Consolidation to Get Out of Default

Collections Have Restarted

On May 5, 2025, the federal government restarted collections on federal student loans that are in default. That means if you haven’t made a payment on your federal student loans in more than 270 days, you could soon face serious consequences, including losing your tax refunds, a portion of your wages, and even some of your Social Security benefits. Unlike other types of debt collection, the government can take these steps without going to court. There is no statute of limitations on collecting federal student loan debts. This means you could face collection actions for debts that are years old. 

Take steps now to make sure your loans aren’t in default! If you are in default, act quickly to get out of default and avoid collections.

Loan consolidation is one way to get your student loan out of default. If you consolidate your defaulted loans into a new Direct Consolidation Loan, your loan will be removed from default, all collections will stop, and you will be able to access affordable loan repayment options through the income-driven repayment (IDR) program.

There are downsides to consolidating your loans, and it may not be the best option for you to get your loans out of default. For more information on loan consolidation, see the Department of Education’s website and view our page on consolidating loans to understand the pros and cons of consolidation.


Am I Eligible to Get My Loans Out of Default Through Consolidation?

Most federal student loans are eligible for consolidation. A borrower may consolidate one or more federal student loans to get out of default through consolidation.
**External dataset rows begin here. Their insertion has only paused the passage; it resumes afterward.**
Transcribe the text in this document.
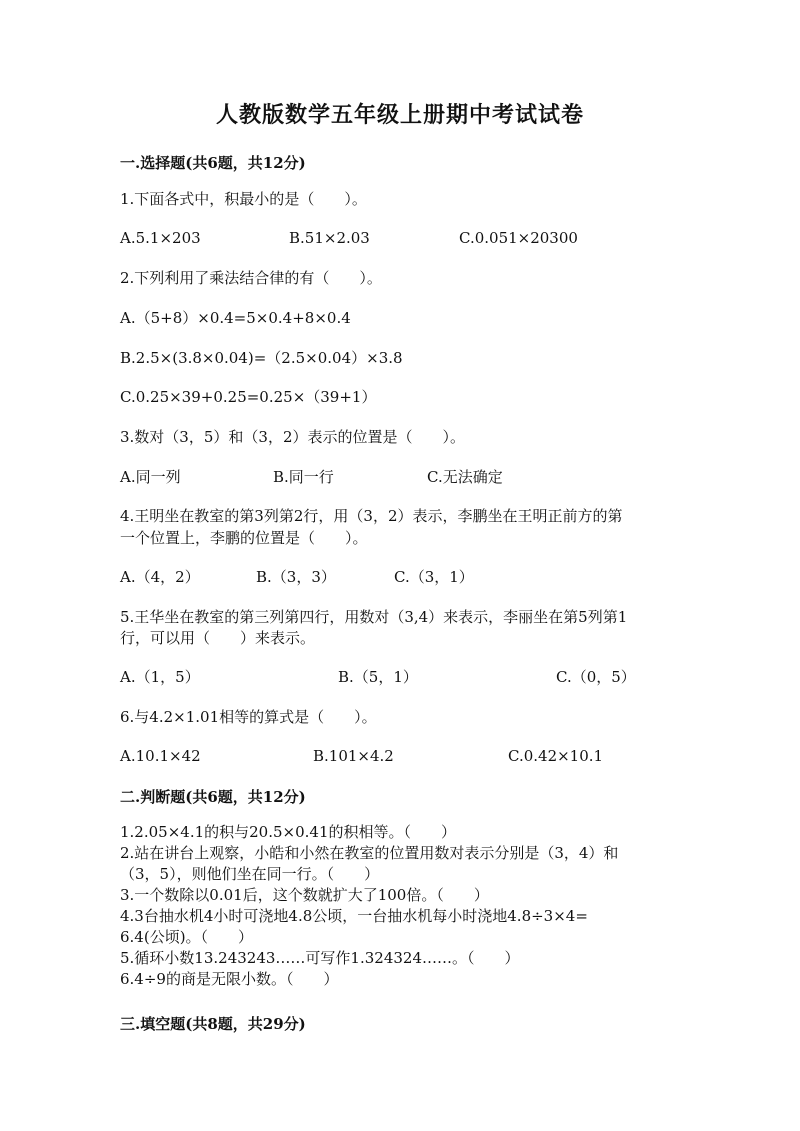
人教版数学五年级上册期中考试试卷
一.选择题(共6题，共12分)
1.下面各式中，积最小的是（　　）。
A.5.1×203	B.51×2.03	C.0.051×20300
2.下列利用了乘法结合律的有（　　）。
A.（5+8）×0.4=5×0.4+8×0.4
B.2.5×(3.8×0.04)=（2.5×0.04）×3.8
C.0.25×39+0.25=0.25×（39+1）
3.数对（3，5）和（3，2）表示的位置是（　　）。
A.同一列	B.同一行	C.无法确定
4.王明坐在教室的第3列第2行，用（3，2）表示，李鹏坐在王明正前方的第
一个位置上，李鹏的位置是（　　）。
A.（4，2）	B.（3，3）	C.（3，1）
5.王华坐在教室的第三列第四行，用数对（3,4）来表示，李丽坐在第5列第1
行，可以用（　　）来表示。
A.（1，5）	B.（5，1）	C.（0，5）
6.与4.2×1.01相等的算式是（　　）。
A.10.1×42	B.101×4.2	C.0.42×10.1
二.判断题(共6题，共12分)
1.2.05×4.1的积与20.5×0.41的积相等。（　　）
2.站在讲台上观察，小皓和小然在教室的位置用数对表示分别是（3，4）和
（3，5），则他们坐在同一行。（　　）
3.一个数除以0.01后，这个数就扩大了100倍。（　　）
4.3台抽水机4小时可浇地4.8公顷，一台抽水机每小时浇地4.8÷3×4=
6.4(公顷)。（　　）
5.循环小数13.243243……可写作1.324324……。（　　）
6.4÷9的商是无限小数。（　　）
三.填空题(共8题，共29分)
Although prior rules required the borrower to have at least one outstanding FFEL Program loan or Direct Loan in order to obtain a Direct Consolidation Loan, new regulations that went into effect on July 1, 2017, eliminated this requirement. This means a Perkins Loan can now be consolidated into a Direct Loan without any other federal loans.
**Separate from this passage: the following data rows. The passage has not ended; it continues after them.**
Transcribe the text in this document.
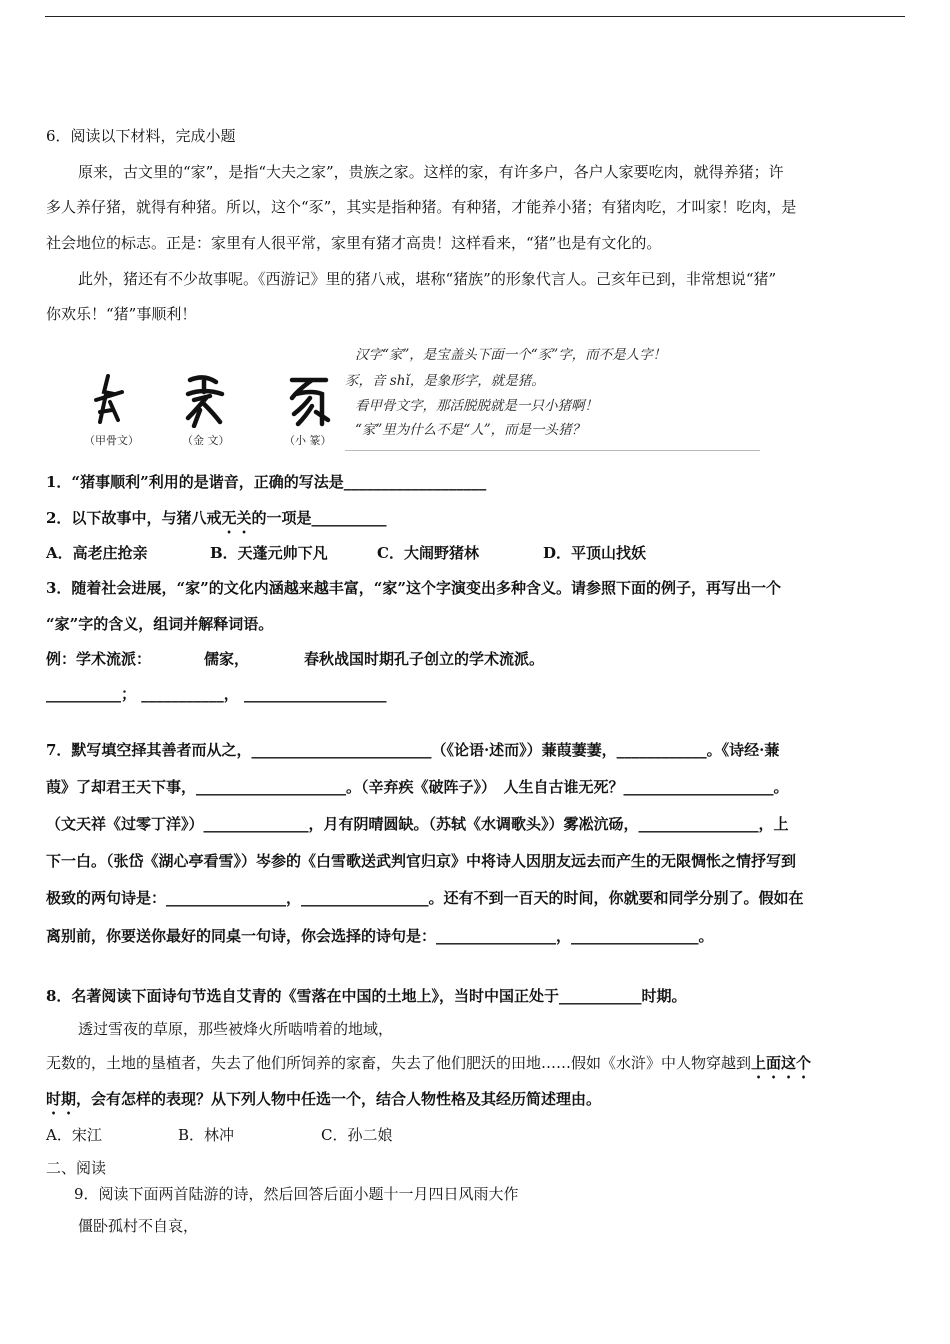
6．阅读以下材料，完成小题
原来，古文里的“家”，是指“大夫之家”，贵族之家。这样的家，有许多户，各户人家要吃肉，就得养猪；许
多人养仔猪，就得有种猪。所以，这个“豕”，其实是指种猪。有种猪，才能养小猪；有猪肉吃，才叫家！吃肉，是
社会地位的标志。正是：家里有人很平常，家里有猪才高贵！这样看来，“猪”也是有文化的。
此外，猪还有不少故事呢。《西游记》里的猪八戒，堪称“猪族”的形象代言人。己亥年已到，非常想说“猪”
你欢乐！“猪”事顺利！
（甲骨文）	（金 文）	（小 篆）
汉字“家”，是宝盖头下面一个“豕”字，而不是人字！
豕，音 shǐ，是象形字，就是猪。
看甲骨文字，那活脱脱就是一只小猪啊！
“家”里为什么不是“人”，而是一头猪？
1．“猪事顺利”利用的是谐音，正确的写法是___________________
2．以下故事中，与猪八戒无关的一项是__________
A．高老庄抢亲	B．天蓬元帅下凡	C．大闹野猪林	D．平顶山找妖
3．随着社会进展，“家”的文化内涵越来越丰富，“家”这个字演变出多种含义。请参照下面的例子，再写出一个
“家”字的含义，组词并解释词语。
例：学术流派：	儒家，	春秋战国时期孔子创立的学术流派。
__________； ___________， ___________________
7．默写填空择其善者而从之，________________________（《论语·述而》）蒹葭萋萋，____________。《诗经·蒹
葭》了却君王天下事，____________________。（辛弃疾《破阵子》）　人生自古谁无死？____________________。
（文天祥《过零丁洋》）______________，月有阴晴圆缺。（苏轼《水调歌头》）雾凇沆砀，________________，上
下一白。（张岱《湖心亭看雪》）岑参的《白雪歌送武判官归京》中将诗人因朋友远去而产生的无限惆怅之情抒写到
极致的两句诗是：________________，_________________。还有不到一百天的时间，你就要和同学分别了。假如在
离别前，你要送你最好的同桌一句诗，你会选择的诗句是：________________，_________________。
8．名著阅读下面诗句节选自艾青的《雪落在中国的土地上》，当时中国正处于___________时期。
透过雪夜的草原，那些被烽火所啮啃着的地域，
无数的，土地的垦植者，失去了他们所饲养的家畜，失去了他们肥沃的田地……假如《水浒》中人物穿越到上面这个
时期，会有怎样的表现？从下列人物中任选一个，结合人物性格及其经历简述理由。
A．宋江	B．林冲	C．孙二娘
二、阅读
9．阅读下面两首陆游的诗，然后回答后面小题十一月四日风雨大作
僵卧孤村不自哀，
How Do I Apply for Loan Consolidation to Get Out of Default?

You have to submit an application to apply for a consolidation by paper or online. In your application to consolidate a defaulted federal student loan into a new Direct Consolidation Loan, you have to:

  • agree to repay the new Direct Consolidation Loan under an IDR plan, or
  • make three consecutive, voluntary, on-time, full monthly payments on the defaulted loan before you consolidate it.

Contact your loan servicer to get more information about consolidating your defaulted student loans to get out of default. You can apply to consolidate your loans online through the Department of Education’s website.


What Happens After My Loans Are Consolidated?

After your loans are consolidated, your loan will be removed from default, and collections (such as wage garnishment and tax refund offset) will stop. You will then be placed back into repayment. Your loans may also be transferred to a new loan servicer.

You will get a notice from your loan servicer about returning to repayment after you get out of default. You will have to continue to make monthly payments on your loans to avoid defaulting again, so pay close attention to any notices your loan holder or servicer sends you about your new payment amount and due date. 

If you consolidated your loans by agreeing to sign up for an IDR plan, your payment will be based on the IDR plan you signed up for. If you consolidated by making three full payments, you can sign up for whatever repayment plan you are eligible for, including IDR plans. Under an IDR plan, your payments are based on your income and family size and could be as low as $0 per month. You should ask your loan holder or servicer about your loan repayment options, including IDR plans, before your repayments start.